Re: THP refcounting in disallowed_hugepage_adjust()?

Sean Christopherson <sean.j.christopherson@xxxxxxxxx> · Tue, 26 Nov 2019 09:46:03 -0800

On Tue, Nov 26, 2019 at 04:21:09PM +0100, Joerg Roedel wrote:
> Hi Paolo et al,
> 
> while looking again at the recently added IFU patches I noticed a
> dicrepancy between the two _hugepage_adjust() functions which doesn't
> make sense to me yet:
> 
> 	* transparent_hugepage_adjust(), when changing the value of pfn,
> 	  does a kvm_release_pfn_clean() on the old value and a
> 	  kvm_get_pfn() on the new value to make sure the code holds the
> 	  reference to the correct pfn.
> 
> 	* disallowed_hugepage_adjust() also changes the value of the pfn
> 	  to map, kinda reverses what transparent_hugepage_adjust() did
> 	  before. But that function does not care about the pfn
> 	  refcounting.
> 
> I was wondering what the reason for that might be, is it just not
> necessary in disallowed_hugepage_adjust() or is that an oversight?

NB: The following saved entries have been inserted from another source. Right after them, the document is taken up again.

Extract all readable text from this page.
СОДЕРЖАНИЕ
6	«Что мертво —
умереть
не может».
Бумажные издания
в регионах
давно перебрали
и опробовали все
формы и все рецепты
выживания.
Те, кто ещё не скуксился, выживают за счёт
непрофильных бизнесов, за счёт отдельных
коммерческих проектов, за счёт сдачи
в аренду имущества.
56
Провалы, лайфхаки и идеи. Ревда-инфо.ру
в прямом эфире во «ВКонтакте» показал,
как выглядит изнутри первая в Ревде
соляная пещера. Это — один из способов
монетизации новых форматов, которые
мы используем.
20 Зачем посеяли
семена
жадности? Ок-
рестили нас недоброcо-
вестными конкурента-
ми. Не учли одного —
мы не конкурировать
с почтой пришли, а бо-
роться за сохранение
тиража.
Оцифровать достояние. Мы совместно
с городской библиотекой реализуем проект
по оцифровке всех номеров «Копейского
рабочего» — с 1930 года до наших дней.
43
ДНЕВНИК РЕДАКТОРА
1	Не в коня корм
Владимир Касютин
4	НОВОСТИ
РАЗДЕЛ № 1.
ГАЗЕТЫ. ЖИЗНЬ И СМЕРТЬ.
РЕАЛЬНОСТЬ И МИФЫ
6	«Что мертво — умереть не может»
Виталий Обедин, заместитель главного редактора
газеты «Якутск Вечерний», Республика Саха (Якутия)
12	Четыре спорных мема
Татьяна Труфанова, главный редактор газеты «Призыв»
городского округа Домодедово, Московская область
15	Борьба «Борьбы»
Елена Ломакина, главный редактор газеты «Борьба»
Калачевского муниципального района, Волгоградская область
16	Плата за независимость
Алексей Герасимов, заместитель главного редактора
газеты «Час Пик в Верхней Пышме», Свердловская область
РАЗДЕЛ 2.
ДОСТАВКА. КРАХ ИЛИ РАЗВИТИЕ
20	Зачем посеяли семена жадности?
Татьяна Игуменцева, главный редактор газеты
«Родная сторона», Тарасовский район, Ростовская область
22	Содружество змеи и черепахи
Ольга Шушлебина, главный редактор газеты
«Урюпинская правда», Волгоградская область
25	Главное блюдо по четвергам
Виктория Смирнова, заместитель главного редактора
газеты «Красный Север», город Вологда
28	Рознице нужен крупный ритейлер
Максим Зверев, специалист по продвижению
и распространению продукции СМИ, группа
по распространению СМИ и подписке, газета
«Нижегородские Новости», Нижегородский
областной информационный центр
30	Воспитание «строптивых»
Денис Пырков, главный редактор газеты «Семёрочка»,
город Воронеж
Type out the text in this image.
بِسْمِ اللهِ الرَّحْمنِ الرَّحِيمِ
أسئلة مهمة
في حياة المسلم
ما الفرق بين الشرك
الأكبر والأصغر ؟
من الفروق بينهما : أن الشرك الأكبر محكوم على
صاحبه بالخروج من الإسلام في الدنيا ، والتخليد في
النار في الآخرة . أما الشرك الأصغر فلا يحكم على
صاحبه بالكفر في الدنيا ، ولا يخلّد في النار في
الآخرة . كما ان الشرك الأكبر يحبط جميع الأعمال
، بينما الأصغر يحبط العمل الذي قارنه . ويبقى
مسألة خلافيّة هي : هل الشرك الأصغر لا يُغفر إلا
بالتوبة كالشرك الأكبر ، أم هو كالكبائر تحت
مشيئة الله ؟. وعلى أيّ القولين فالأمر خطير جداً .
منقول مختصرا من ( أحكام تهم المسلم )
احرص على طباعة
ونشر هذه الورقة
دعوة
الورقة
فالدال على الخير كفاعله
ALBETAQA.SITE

The page fault flows don't actually rely on holding a reference to the
page once they reach thp_adjust().  At that point, they hold mmu_lock and
have verified no invalidation from mmu_notifier have occured since the
page reference was acquired. 

The release/get pfn dance in transparent_hugepage_adjust() is a quirk of
sorts that is necessitated because thp_adjust() modifies the local @pfn
variable in FNAME(page_fault)(), nonpaging_map() and tdp_page_fault().
Those functions all call kvm_release_pfn_clean() on @pfn, so thp_adjust()
needs to transfer the page reference purely for correctness when the pfn
is released.

disallowed_hugepage_adjust() is called from __direct_map() and its
modification of the pfn is also contained to __direct_map(), i.e. the
updated @pfn doesn't get propagated back up to the fault handlers.  Thus,
kvm_release_pfn_clean() is called on the original pfn and so there's no
need to transfer the page reference.

The above discrepancy can resolved by moving thp_adjust() into FNAME(fetch)
and __direct_map() so that the "top-level" @pfn isn't modified.  Getting
rid of the kvm_get_pfn() call would be a nice side effect.  The downside is
that @force_pt_level would need to be passed down the call stack.